Congenically marked CD45.2⁺ FoB cells were labeled with eF450 and adoptively transferred into B6-CD45.1 or Rag2^–/– recipients treated with isotype control or anti-Dll1, anti-Dll4, or both antibodies at days 0, 3, and 6 after transfer. Flow cytometric analysis of recipient spleens was performed at day 8 after transfer. (A) Experimental model. (B) Representative flow cytometry plots gated on CD45.2⁺CD19⁺CD93^– live donor-derived B cells recovered at day 8 from B6-CD45.1 mice or CD19⁺CD93^– B cells from indicated Rag2^–/– recipient groups. (C) Percentage of donor-derived marginal zone–like B cells at day 8 in each recipient group. Each data point represents an individual mouse. Data shown as mean ± SEM. (D) Histograms depicting cell surface expression of the indicated markers and eF450 dilution among donor-derived B cells from indicated B6-CD45.1 or Rag2^–/– recipients. **P < 0.01 and ****P < 0.0001, by 1-way ANOVA.

Figure 8. Stroma-derived Dll1 Notch ligands drive B cell transdifferentiation and plasma cell differentiation in lymphopenic recipients.

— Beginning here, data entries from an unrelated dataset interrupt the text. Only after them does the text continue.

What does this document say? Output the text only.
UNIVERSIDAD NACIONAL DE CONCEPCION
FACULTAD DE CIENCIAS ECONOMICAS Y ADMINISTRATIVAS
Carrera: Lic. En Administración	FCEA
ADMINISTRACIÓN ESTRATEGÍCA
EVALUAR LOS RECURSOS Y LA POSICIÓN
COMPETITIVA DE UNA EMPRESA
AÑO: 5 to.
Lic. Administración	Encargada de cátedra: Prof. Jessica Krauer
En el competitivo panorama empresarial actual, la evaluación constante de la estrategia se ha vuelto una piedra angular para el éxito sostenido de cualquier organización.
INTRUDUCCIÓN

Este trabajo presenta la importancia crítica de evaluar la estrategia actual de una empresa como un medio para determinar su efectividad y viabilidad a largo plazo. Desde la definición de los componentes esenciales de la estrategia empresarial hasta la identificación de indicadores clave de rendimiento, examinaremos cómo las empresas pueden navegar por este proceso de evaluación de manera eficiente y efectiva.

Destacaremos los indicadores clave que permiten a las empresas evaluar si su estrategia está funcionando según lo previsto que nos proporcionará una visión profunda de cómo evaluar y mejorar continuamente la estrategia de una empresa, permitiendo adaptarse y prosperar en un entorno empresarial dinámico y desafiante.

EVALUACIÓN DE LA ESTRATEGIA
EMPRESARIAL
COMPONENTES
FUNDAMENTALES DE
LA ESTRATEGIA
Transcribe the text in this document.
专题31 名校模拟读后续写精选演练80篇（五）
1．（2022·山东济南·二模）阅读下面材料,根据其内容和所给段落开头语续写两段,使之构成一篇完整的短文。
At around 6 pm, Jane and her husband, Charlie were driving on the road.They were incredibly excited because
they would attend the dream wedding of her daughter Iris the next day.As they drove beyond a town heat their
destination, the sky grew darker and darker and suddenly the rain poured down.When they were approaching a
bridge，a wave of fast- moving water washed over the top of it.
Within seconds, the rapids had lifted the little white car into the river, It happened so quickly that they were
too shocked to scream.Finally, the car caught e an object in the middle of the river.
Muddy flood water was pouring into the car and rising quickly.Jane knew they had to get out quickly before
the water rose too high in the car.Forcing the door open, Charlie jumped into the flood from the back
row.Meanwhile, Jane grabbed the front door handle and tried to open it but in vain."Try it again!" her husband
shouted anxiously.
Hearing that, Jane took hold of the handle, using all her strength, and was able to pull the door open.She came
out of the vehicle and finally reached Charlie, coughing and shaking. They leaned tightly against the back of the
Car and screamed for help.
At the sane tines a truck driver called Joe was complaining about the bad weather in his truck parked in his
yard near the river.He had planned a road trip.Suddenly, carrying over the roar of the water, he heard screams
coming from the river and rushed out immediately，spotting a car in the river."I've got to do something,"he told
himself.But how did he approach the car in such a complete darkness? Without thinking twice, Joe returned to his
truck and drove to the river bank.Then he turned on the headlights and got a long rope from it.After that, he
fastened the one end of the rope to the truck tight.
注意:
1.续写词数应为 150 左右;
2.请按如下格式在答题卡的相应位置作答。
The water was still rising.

B6 versus Rag2^–/– versus Rag2^–/– crossed to Ccl19-Cre Dll1^fl/fl hosts were treated with isotype control or anti-Dll1 antibodies at days 0, 3, and 6 after transfer of purified B6-CD45.1 FoB cells. Flow cytometry and immunofluorescence imaging were performed on recipient splenocytes at day 8 after transfer. (A) Representative flow cytometry plots depicting live CD45.1⁺CD19⁺CD93^– donor-derived mature B cells recovered at day 8 from B6 or indicated Rag2^–/– recipients. (B) Percentage and (C) absolute numbers of CD45.1⁺ MZB cells at day 8 in each recipient group. (D) Histograms depicting cell surface expression of markers and CTV dilution on donor derived CD45.1⁺ B cells in B6 (black), Rag2^–/– (red), or indicated Rag2^–/– recipients. (E) Representative flow cytometry plots showing live donor-derived CD138⁺ plasma cells at day 8 in B6 or indicated Rag2^–/– recipients. (F) Percentage and (G) absolute numbers of donor-derived plasma cells at day 8 in each recipient group. (H) Immunofluorescence microscopy of spleen sections of B6, Rag2^–/–, and Rag2^–/– Ccl19-Cre Dll1^fl/fl recipients at day 8 after adoptive transfer, with labeled CD45.1⁺ cells (green), CTV (blue), CD169 (white), and laminin (red). Dotted regions are magnified in the second row of images. Scale bars: 50 μm. Data are from 2 independent experiments. (B, F, and G) *P < 0.05, **P < 0.01, and ****P < 0.0001, by 1-way ANOVA. Each data point represents an individual mouse.